Venture capital trusts cannot be considered a like-for-like alternative to a pension, an expert has warned, as more savers have been putting their money into the products due to the narrowing of other tax efficient investment routes.
The amount of money invested in VCTs has increased sharply over the past decade, increasing by 374 per cent from £154m in the 2008/09 tax year to £731m in 2018/19.
It has also seen a steep rise in the two years gone — from £542m in 2016/17 to £728m for 2017/18 - before flattening out at £731m in 2018/19.
VCTs are like investment trusts but only invest in small, young and typically unlisted companies.
Although such companies are riskier and statistically more likely to go bust, investing in a VCT comes with a 30 per cent income tax relief from the government and any returns are tax free.
The trusts have performed well in recent years — the top 16 VCTs have all at least doubled investors’ money on a net asset value return basis over the last 10 years while 2018 had the second biggest VCT season on record, according to data from the AIC.
Many put the rise in popularity of VCTs down to the cuts to the pension allowances and restrictions on buy-to-let investing which has resulted in VCTs being one of the few tax efficient investment avenues left for wealthier investors.
In 2014 the government reduced the pension annual allowance from £50,000 to £40,000 — leaving wealthy investors with £10,000 extra to invest elsewhere — while the tapered annual allowance, which gradually reduces the allowance for those on high incomes, was introduced in 2016.
Buy-to-let investing also took a hit with the introduction of an additional 3 per cent stamp duty surcharge on second homes in April 2016 which was closely followed by cuts to mortgage interest tax relief.
Annabel Brodie-Smith, communications director of the Association of Investment Companies, said: “VCTs offer a highly tax-efficient way to invest. The popularity of the trusts has grown significantly in recent years.
“The restrictions on pension investments and the taper down in contribution allowances have been big drivers in the increasing investment in VCTs.”
But Jason Hollands, director at Tilney, said VCTs “cannot be considered a like for like alternative to a pension”.

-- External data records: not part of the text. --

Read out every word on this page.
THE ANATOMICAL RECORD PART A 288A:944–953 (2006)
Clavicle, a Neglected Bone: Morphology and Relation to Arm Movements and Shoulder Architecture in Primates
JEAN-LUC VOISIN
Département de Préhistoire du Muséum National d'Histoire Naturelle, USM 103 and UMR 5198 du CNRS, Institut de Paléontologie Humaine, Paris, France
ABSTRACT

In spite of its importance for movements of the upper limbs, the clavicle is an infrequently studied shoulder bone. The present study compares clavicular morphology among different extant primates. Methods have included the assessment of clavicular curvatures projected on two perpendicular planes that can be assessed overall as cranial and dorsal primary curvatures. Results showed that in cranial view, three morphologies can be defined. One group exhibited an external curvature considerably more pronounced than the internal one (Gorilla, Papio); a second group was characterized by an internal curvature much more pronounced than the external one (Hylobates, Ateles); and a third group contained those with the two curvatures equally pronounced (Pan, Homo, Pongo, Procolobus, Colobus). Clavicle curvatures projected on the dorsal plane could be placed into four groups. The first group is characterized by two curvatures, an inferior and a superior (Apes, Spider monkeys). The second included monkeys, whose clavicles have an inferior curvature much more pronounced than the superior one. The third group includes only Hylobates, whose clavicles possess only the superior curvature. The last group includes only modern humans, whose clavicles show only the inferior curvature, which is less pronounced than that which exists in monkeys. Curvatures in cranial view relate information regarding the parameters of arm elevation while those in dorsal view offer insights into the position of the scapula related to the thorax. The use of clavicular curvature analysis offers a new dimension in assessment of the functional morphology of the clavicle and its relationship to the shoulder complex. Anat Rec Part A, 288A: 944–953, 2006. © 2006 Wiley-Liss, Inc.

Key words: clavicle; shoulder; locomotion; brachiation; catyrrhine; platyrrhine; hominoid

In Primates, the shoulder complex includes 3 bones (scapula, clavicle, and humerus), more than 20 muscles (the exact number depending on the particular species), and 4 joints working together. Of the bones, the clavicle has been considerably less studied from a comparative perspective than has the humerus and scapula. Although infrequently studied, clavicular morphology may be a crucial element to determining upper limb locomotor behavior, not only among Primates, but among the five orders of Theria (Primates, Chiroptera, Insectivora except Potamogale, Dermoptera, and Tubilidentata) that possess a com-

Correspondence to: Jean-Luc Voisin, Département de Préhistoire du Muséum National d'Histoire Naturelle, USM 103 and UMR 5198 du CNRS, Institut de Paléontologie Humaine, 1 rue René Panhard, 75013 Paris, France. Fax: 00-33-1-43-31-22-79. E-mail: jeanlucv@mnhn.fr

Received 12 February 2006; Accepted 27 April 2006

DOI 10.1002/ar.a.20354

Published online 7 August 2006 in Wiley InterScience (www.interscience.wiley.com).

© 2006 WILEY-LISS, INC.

Mr Hollands said he was a “big fan” of the products but that any investment into VCTs should be measured and proportionate to the investor’s overall portfolio, their appetite for risk and ability to tie their money up for the medium to longer term.
He added: “The tax features on VCTs are attractive — though not as generous as a pension for a higher or additional rate taxpayer — but these exist for a reason.
“The tax perks are provided by the government to incentivise investors for the risks involved when investing in the types of fledgling enterprises that VCTs are focused on and that the policy makers wish to support.”